Rounding out the ensemble, Holly Stevenson and Matthew Myers are no less resourceful. She’s Isabella Orsini, an eccentric and similarly afflicted Italian countess who offers Julia better counsel than she’s accustomed to getting from Dr. Midge: “You’d rather have the disease than face the cure,” she accurately observes about Julia at one point. And the quick-changing Myers portrays all of the male roles, including Julia’s flustered fiance back in New York and a couple of more colorful men she meets during her sojourn in Italy.
Working on a low budget, Hardy uses slide projections of the Manhattan skyline and Venetian waterways to establish the play’s alternate settings -- to problematic effect. The images appear to be out of alignment, sort of like looking at a 3D movie screen without the special glasses. You expect the slides to come into sharper focus as Julia pulls herself together, but no. (His nicest stylistic touch is a bit of magical realism involving a starry night sky.)

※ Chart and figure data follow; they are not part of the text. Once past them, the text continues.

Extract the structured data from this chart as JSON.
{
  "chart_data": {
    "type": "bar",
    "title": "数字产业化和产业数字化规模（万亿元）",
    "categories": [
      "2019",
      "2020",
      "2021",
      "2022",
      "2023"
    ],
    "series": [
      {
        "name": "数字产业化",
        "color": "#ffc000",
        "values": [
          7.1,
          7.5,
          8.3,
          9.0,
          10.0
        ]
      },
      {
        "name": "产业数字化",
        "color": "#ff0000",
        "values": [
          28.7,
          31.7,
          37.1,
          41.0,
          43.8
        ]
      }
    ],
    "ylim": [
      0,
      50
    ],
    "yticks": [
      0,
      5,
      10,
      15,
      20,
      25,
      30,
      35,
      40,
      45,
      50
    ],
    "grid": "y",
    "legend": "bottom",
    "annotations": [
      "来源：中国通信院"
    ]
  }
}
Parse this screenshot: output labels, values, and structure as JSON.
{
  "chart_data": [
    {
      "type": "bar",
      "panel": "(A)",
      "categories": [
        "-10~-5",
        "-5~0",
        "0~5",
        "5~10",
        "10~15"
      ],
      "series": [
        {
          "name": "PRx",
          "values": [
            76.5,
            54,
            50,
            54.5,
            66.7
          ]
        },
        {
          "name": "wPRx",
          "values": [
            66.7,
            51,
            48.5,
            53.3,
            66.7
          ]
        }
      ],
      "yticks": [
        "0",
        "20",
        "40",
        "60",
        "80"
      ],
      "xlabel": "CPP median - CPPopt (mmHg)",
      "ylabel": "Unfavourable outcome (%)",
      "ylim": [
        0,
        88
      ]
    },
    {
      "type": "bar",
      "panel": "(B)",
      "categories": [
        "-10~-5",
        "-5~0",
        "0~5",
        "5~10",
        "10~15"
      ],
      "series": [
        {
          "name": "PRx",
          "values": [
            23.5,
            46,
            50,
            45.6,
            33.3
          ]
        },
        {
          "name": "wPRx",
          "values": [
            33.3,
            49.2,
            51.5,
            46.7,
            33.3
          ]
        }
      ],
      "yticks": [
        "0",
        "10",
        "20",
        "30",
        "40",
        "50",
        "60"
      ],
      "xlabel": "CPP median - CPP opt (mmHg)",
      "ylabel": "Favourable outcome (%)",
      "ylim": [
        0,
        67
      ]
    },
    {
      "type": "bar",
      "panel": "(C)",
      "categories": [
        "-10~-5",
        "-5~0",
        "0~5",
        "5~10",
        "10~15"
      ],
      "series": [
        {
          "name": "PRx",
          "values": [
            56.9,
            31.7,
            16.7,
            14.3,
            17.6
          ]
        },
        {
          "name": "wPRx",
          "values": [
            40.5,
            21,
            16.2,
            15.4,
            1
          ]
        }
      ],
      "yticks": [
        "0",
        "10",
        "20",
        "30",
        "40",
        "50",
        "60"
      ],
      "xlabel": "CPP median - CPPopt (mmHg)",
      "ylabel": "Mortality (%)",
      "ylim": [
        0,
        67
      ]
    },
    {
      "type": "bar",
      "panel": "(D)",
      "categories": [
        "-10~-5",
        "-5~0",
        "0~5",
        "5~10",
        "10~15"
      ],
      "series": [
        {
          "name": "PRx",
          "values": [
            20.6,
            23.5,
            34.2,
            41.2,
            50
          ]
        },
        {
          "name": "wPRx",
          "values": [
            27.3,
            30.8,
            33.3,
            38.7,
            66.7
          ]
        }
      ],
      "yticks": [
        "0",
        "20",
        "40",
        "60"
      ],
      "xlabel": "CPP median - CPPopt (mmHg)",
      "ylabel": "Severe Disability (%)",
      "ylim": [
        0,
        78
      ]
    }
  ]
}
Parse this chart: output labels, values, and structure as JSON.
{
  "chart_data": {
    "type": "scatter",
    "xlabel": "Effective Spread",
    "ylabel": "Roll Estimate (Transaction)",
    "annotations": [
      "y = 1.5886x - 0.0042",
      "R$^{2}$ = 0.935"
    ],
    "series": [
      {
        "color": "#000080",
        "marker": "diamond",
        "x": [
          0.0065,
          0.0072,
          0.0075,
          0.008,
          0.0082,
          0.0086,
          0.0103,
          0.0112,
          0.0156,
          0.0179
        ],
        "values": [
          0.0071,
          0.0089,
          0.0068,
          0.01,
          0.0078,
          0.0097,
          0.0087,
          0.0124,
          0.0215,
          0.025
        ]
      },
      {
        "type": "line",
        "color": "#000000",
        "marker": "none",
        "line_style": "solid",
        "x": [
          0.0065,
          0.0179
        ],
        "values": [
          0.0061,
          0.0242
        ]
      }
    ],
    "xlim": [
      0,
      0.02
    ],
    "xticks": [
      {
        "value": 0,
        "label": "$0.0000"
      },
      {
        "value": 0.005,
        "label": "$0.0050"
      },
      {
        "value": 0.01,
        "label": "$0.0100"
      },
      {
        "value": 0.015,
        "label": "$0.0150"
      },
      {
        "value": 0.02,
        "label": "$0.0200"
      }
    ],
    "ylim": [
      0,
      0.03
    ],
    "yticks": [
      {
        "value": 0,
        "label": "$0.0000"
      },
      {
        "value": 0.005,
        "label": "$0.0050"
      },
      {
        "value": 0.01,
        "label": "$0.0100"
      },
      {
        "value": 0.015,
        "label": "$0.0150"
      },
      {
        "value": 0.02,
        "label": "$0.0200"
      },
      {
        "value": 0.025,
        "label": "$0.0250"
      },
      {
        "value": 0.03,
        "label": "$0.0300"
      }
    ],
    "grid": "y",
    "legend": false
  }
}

In the end, “A Sleeping Country” doesn’t add up to much, but the sum of its various parts compensates for the lack of a very cohesive whole.
Theater review
“A Sleeping Country”
Grade: B-
Through July 31 (in rotating repertory with “Great Falls” and “A Thousand Circlets”). $18-$23. Actor’s Express, 887 W. Marietta St., Atlanta (King Plow Arts Center). 866-811-4111. essentialtheatre.com.
Bottom line: Better in parts than on the whole.